Itulah cerita tentang hipnoterapi pasutri yang bisa saya bagikan. Semoga bermanfaat untuk teman-teman pasutri yang membutuhkan bantuan dari pihak ketiga. Semoga kalau kalian ada masalah dengan pasangan masing-masing, bisa diselesaikan dengan baik dan atmosfer rumah menjadi hangat lagi, ya for the sake of your kids..

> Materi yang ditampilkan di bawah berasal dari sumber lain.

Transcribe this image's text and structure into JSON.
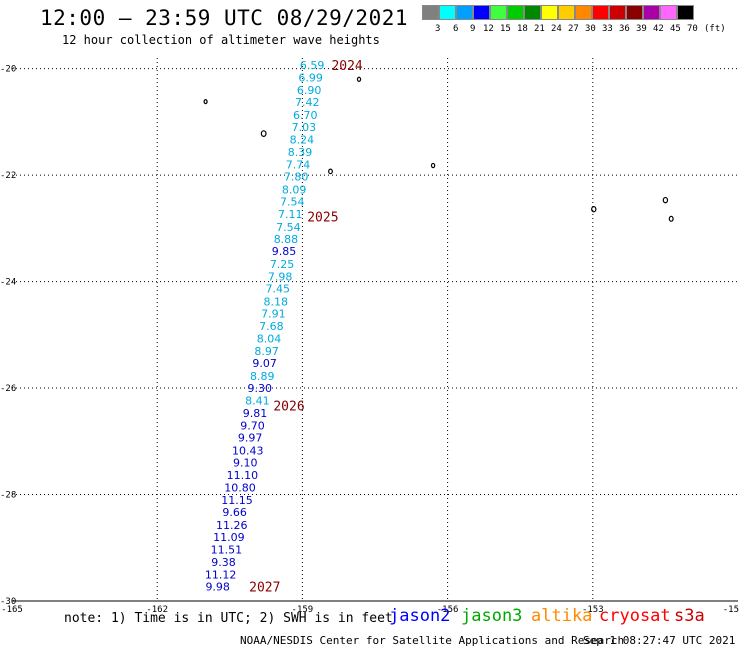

Anyway, in case you're wondering about my relationship with mom nowadays.. We're doing extremely good. Our relationship was getting better since I gave birth. Although she didn't say anything to me (such as sorry, etc), I know that she was trying to change and open up to me. Now we're pretty close. We got better and better ever since Aiden was born. She looks very very happy and glad seeing how Aiden grows up healthily. There's no tension between us anymore.

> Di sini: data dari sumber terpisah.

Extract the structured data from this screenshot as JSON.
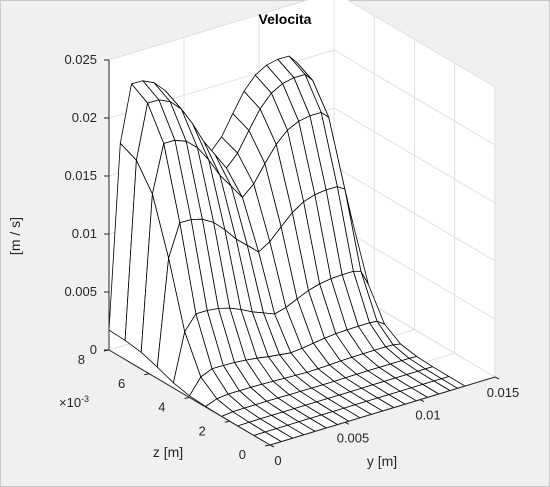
{
  "chart_data": {
    "type": "surface",
    "title": "Velocita",
    "xlabel": "y [m]",
    "ylabel": "z [m]",
    "zlabel": "[m / s]",
    "x_ticks": [
      "0",
      "0.005",
      "0.01",
      "0.015"
    ],
    "x_tick_values": [
      0,
      0.005,
      0.01,
      0.015
    ],
    "y_ticks": [
      "0",
      "2",
      "4",
      "6",
      "8"
    ],
    "y_tick_values": [
      0,
      0.002,
      0.004,
      0.006,
      0.008
    ],
    "y_exponent_label": "×10",
    "y_exponent_power": "-3",
    "z_ticks": [
      "0",
      "0.005",
      "0.01",
      "0.015",
      "0.02",
      "0.025"
    ],
    "z_tick_values": [
      0,
      0.005,
      0.01,
      0.015,
      0.02,
      0.025
    ],
    "xlim": [
      0,
      0.015
    ],
    "ylim": [
      0,
      0.008
    ],
    "zlim": [
      0,
      0.025
    ],
    "grid": true,
    "colormap": "white faces, black edges",
    "mesh_y": [
      0,
      0.00075,
      0.0015,
      0.00225,
      0.003,
      0.00375,
      0.0045,
      0.00525,
      0.006,
      0.00675,
      0.0075,
      0.00825,
      0.009,
      0.00975,
      0.0105,
      0.01125,
      0.012,
      0.0125,
      0.013
    ],
    "mesh_z": [
      0,
      0.0008,
      0.0016,
      0.0024,
      0.0032,
      0.004,
      0.0048,
      0.0056,
      0.0064,
      0.0072,
      0.008
    ],
    "velocity_peak_1": {
      "y": 0.0004,
      "z": 0.008,
      "value": 0.022
    },
    "velocity_peak_2": {
      "y": 0.0125,
      "z": 0.008,
      "value": 0.0195
    },
    "velocity_saddle": {
      "y": 0.0065,
      "z": 0.008,
      "value": 0.0155
    }
  },
  "colors": {
    "background": "#f0f0f0",
    "axes_face": "#ffffff",
    "grid": "#e1e1e1",
    "axis": "#262626",
    "edge": "#000000"
  }
}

Besides, kadang-kadang saya merasa bersyukur Mama saya sudah mendidik saya dengan super tegas dan galak. Kalau masa kecil saya nggak rough, mungkin sekarang, hari ini, saya nggak akan berdiri di sini cekakak-cekikik dan tetap alay dalam merawat Ubii with her special needs. She has made me who I am today and I guess I'm eternally grateful for that. Time heals. I love my mom just the way she is. I can't really say nice words to express it, but I do love you, Mom!!!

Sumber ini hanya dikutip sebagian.